Sundays used to be the hardest.
When the kids were little and the house was loud, I used to crave silence even just a few minutes to breathe. But when they started spending weekends somewhere else, the silence became deafening. I didn’t know what to do with all that stillness. The house felt too quiet, the clock too loud.
I would walk around the house and feel the ache of both freedom and loneliness. That’s the strange thing about being a single mom, you spend your days wishing for rest, and when rest finally comes, it feels foreign.
But over the years, I’ve learned that stillness isn’t something to be afraid of. It’s something sacred, a space where healing begins.
When Life Forced Me to Be Still
When I was fighting for custody of my children, my case worker told me something I’ll never forget: Be still.
At the time, I didn’t understand what she meant. My whole world was chaos. Everything in me wanted to speak, defend, argue, explain. I wanted to prove that I was the better parent, the more stable one, the one who deserved to keep her children close.
But instead of reacting, I listened.
I took her advice to heart and began writing instead of talking. I poured my thoughts, my anger, and my fears into a journal. I learned to process my emotions quietly, without letting them spill where they could be used against me.
By being still, my “enemies” didn’t know what I was up to. They couldn’t predict my next move, and that became my strength.
Silence became my strategy.
And in that stillness, I learned that not every battle is fought out loud, some are won in silence, one wise, steady decision at a time.

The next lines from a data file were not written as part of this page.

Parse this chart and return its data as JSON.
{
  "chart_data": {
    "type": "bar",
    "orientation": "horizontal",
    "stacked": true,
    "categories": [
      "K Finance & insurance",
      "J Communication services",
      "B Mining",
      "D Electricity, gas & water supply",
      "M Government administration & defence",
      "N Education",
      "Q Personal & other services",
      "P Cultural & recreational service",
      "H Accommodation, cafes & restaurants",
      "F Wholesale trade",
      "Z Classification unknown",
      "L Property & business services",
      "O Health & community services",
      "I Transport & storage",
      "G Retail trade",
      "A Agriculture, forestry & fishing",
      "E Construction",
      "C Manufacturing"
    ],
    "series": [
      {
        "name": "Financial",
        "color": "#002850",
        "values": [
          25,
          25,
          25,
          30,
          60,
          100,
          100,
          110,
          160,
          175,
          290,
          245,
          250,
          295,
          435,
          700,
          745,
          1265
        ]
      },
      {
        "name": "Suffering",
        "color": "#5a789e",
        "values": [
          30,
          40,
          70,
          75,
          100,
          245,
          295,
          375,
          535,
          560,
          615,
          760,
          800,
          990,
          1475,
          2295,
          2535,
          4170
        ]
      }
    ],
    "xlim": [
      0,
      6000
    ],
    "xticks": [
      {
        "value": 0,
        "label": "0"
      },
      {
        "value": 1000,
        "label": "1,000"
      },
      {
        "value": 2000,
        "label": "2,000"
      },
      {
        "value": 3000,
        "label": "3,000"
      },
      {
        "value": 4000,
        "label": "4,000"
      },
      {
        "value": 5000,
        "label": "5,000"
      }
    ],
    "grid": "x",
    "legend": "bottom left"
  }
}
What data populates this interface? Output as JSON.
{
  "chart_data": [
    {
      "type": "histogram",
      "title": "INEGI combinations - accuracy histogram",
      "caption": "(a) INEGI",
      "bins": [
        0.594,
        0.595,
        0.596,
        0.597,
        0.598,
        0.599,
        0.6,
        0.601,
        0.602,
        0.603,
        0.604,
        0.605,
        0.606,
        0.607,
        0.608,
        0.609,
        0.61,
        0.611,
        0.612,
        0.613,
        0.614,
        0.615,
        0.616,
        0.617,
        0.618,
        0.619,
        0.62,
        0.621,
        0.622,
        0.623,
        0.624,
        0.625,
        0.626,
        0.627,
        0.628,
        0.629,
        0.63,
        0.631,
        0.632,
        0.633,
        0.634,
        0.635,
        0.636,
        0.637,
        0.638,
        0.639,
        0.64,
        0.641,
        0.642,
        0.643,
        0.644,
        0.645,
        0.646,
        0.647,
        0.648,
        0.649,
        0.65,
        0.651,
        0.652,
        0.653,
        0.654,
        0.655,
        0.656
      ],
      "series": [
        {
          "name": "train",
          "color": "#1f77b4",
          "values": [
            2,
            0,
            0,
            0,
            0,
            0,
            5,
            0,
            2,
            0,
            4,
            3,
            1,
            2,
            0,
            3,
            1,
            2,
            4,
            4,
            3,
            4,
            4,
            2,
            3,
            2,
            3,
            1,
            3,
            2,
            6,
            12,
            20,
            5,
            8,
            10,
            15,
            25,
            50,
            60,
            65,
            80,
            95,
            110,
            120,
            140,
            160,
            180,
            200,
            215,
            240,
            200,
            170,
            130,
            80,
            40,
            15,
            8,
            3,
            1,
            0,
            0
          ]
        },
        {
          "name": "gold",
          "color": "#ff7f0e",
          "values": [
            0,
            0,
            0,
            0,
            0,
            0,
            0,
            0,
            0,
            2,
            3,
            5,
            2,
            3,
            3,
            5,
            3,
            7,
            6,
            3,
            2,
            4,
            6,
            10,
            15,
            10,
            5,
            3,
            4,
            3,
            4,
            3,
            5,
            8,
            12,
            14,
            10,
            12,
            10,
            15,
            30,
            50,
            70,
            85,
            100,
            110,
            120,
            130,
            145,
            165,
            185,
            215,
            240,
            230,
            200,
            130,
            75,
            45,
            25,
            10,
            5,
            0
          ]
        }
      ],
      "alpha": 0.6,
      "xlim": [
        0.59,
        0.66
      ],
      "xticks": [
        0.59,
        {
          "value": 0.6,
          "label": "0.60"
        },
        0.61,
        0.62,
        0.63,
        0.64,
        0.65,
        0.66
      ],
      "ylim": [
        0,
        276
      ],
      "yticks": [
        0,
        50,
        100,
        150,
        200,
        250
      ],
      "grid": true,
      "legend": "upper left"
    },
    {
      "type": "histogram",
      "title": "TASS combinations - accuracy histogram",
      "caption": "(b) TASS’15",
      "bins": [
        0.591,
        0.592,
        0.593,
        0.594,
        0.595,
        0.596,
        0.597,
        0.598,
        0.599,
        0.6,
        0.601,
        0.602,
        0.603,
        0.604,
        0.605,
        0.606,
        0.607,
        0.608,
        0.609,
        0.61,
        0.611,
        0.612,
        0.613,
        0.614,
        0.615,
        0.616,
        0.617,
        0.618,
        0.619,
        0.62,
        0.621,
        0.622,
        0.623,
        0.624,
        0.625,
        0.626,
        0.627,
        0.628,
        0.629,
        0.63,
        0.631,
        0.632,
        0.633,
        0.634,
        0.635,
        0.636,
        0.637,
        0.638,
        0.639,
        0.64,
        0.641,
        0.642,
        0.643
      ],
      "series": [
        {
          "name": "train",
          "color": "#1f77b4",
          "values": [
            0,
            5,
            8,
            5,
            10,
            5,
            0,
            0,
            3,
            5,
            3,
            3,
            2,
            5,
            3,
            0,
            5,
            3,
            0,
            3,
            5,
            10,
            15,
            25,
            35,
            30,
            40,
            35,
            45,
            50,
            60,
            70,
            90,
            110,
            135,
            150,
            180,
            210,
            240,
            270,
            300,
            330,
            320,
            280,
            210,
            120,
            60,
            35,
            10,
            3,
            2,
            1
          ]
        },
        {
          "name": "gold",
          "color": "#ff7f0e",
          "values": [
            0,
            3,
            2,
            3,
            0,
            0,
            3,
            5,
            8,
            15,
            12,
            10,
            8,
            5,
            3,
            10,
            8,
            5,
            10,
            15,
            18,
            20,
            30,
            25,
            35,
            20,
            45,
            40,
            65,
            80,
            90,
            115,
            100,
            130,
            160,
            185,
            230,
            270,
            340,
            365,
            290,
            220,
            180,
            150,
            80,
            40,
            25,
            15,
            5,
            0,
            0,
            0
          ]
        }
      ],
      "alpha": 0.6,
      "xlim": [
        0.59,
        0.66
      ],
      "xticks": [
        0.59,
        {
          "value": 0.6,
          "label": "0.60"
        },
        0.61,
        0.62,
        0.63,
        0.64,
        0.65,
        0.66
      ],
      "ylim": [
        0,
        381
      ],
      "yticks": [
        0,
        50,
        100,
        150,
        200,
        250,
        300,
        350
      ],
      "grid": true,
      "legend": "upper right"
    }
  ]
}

Stillness as a Single Mother’s Survival Skill
Being still as a single mom doesn’t always look peaceful. Sometimes it’s holding back tears while folding laundry. Sometimes it’s sitting at the dining table alone on a Sunday, knowing your kids are away, and choosing not to let the loneliness swallow you.
Stillness isn’t the absence of pain but it’s learning how to exist with it gracefully.
I used to fill every quiet moment with distraction like cleaning, scrolling, overthinking, just about anything to avoid feeling the ache. But eventually, I realized that the silence wasn’t punishing me. It was protecting me.
It was giving me time to breathe, to think, to rebuild.
In the stillness, I learned who I was outside of motherhood, outside of the relationship, outside of the noise. I found the woman I had lost while taking care of everyone else.
The Healing Power of Sundays
Now, Sundays are different. They’ve become my day for stillness and not the forced kind that used to feel lonely, but the chosen kind that feels like peace.
I light a candle, make coffee, play soft music, and write. Sometimes I read old journal entries and smile at how far I’ve come. Sometimes I cry. But I always end the day grateful because I survived what once felt impossible.
Sundays are no longer empty. They’re full of grace.
They remind me that I don’t have to chase life anymore. I can let it unfold. That healing doesn’t need noise. It just needs space.
The Gift of Being Still
Being still taught me that silence doesn’t mean surrender.
It means strength.
It means protecting your peace and conserving your energy for the things that truly matter like raising your children, rebuilding your life, and reclaiming your joy.
Stillness isn’t the opposite of movement; it’s the foundation of it.
Because when you are still, you can see clearly where to go next.
So this Sunday, if the house feels too quiet and your heart feels too full, take a deep breath.
Be still.
You don’t have to fill the silence.
Let it hold you instead.
You are not alone in your stillness — you are healing in it.